The 53rd National Conference of the African National Congress (ANC) was held in Mangaung, Free State in December 2012. It re-elected Jacob Zuma and supporters to the party's top leadership and National Executive Committee (NEC), substantially defeating an opposing group that had coalesced around challenger Kgalema Motlanthe.
The conference is a precursor to the general election of 2014, in which the re-elected leader of the ANC, the current majority party in the national parliament, is highly likely to remain the President of South Africa. It was also only the second leadership contest between two candidates at the national level since the 52nd National Conference of the African National Congress, when Zuma deposed then president Thabo Mbeki, and the 38th National Conference of the African National Congress in 1949, a watershed moment in the party's history when the moderate leadership was displaced by such figures as Nelson Mandela, Oliver Tambo and Walter Sisulu.

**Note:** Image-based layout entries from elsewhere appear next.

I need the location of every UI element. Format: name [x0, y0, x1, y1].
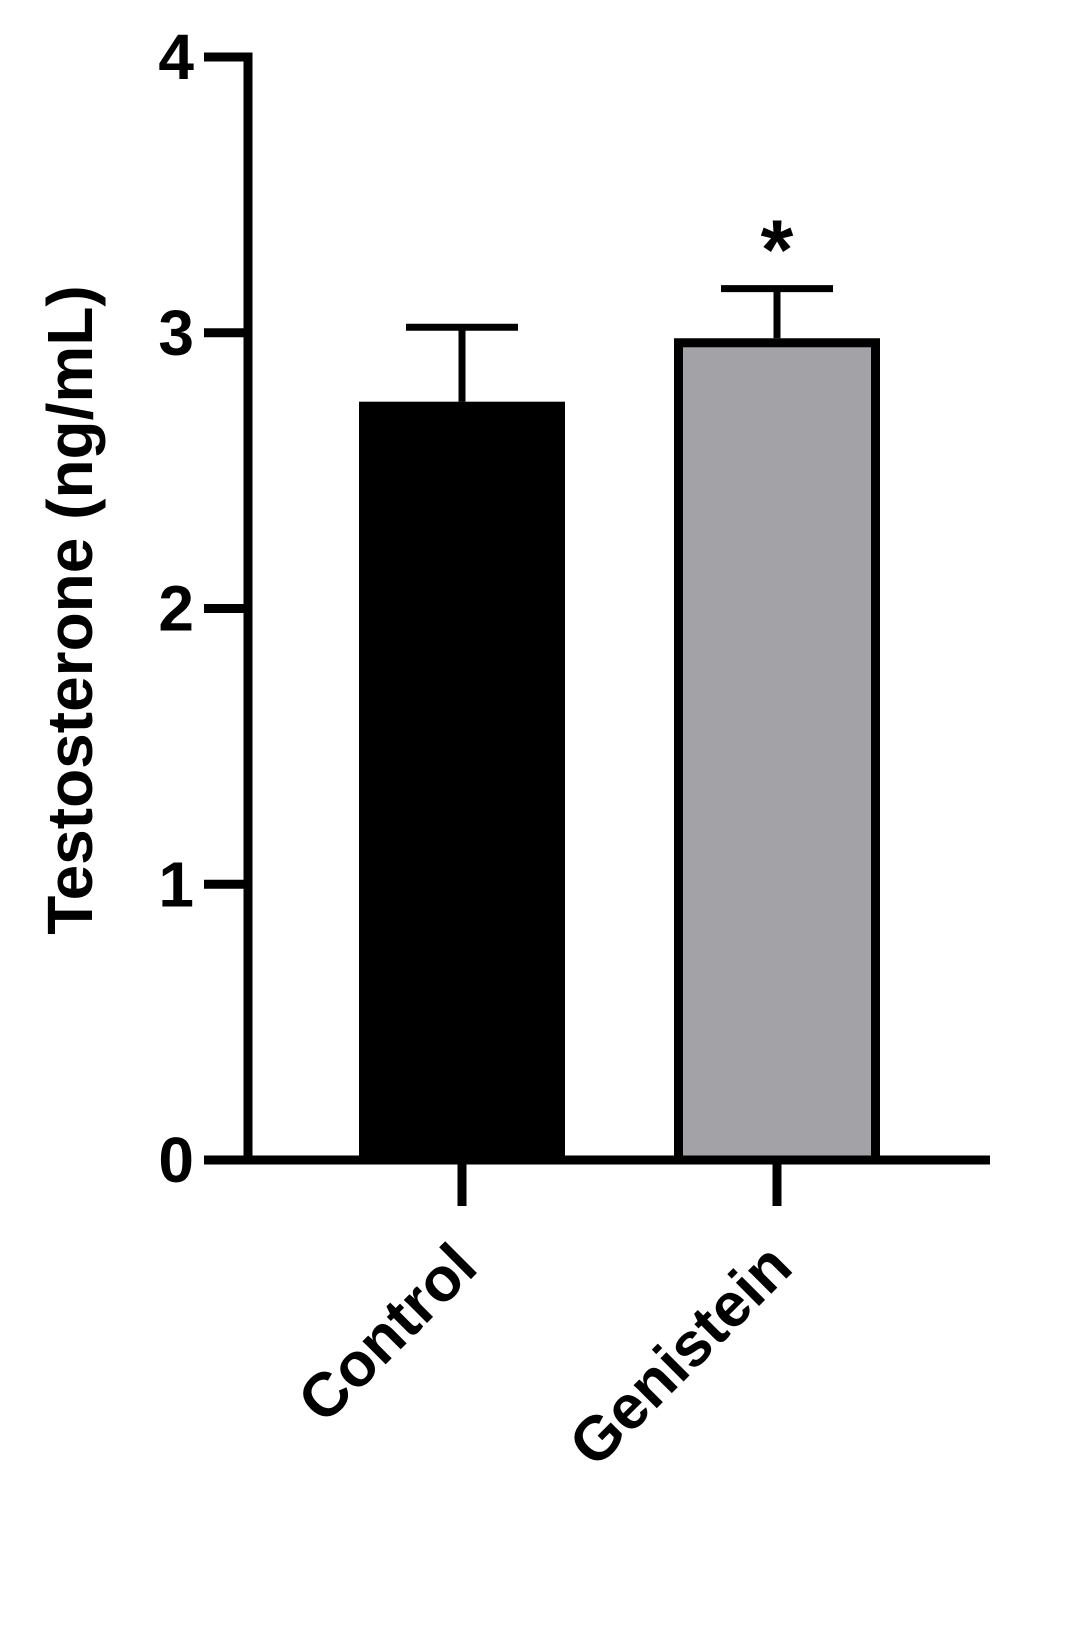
x-tick-label: Genistein — [556, 1231, 805, 1480]
x-tick-label: Control — [285, 1231, 490, 1436]
bar — [674, 338, 880, 1165]
bar — [359, 401, 565, 1165]
y-tick-label: 4 — [158, 21, 194, 93]
significance-label: * — [761, 203, 794, 297]
y-tick-label: 1 — [158, 848, 194, 920]
y-axis-label: Testosterone (ng/mL) — [34, 285, 106, 935]
y-tick-label: 3 — [158, 297, 194, 369]
y-tick-label: 2 — [158, 573, 194, 645]
y-tick-label: 0 — [158, 1124, 194, 1196]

The buildup to the 53rd conference saw rivalry for the presidency of the ANC between Jacob Zuma and Kgalema Motlanthe.
The 53rd conference re-elected Jacob Zuma as the president of the ANC. All of the top six NEC positions (President, Deputy President, Secretary-General, Deputy Secretary-General, National Chairperson and Treasurer-General) went to Zuma supporters, representing a comprehensive defeat for the forces backing Motlanthe. A consistently large margin of around 75% in the votes for all these positions indicated that Zuma and Motlanthe supporters had voted as a block on all the senior positions.
The newly elected National Executive Committee was also dominated by Zuma supporters. The conference also agreed to retain the size of the NEC at 86, defeating a proposal to reduce it back to 66, the level prior to 2007.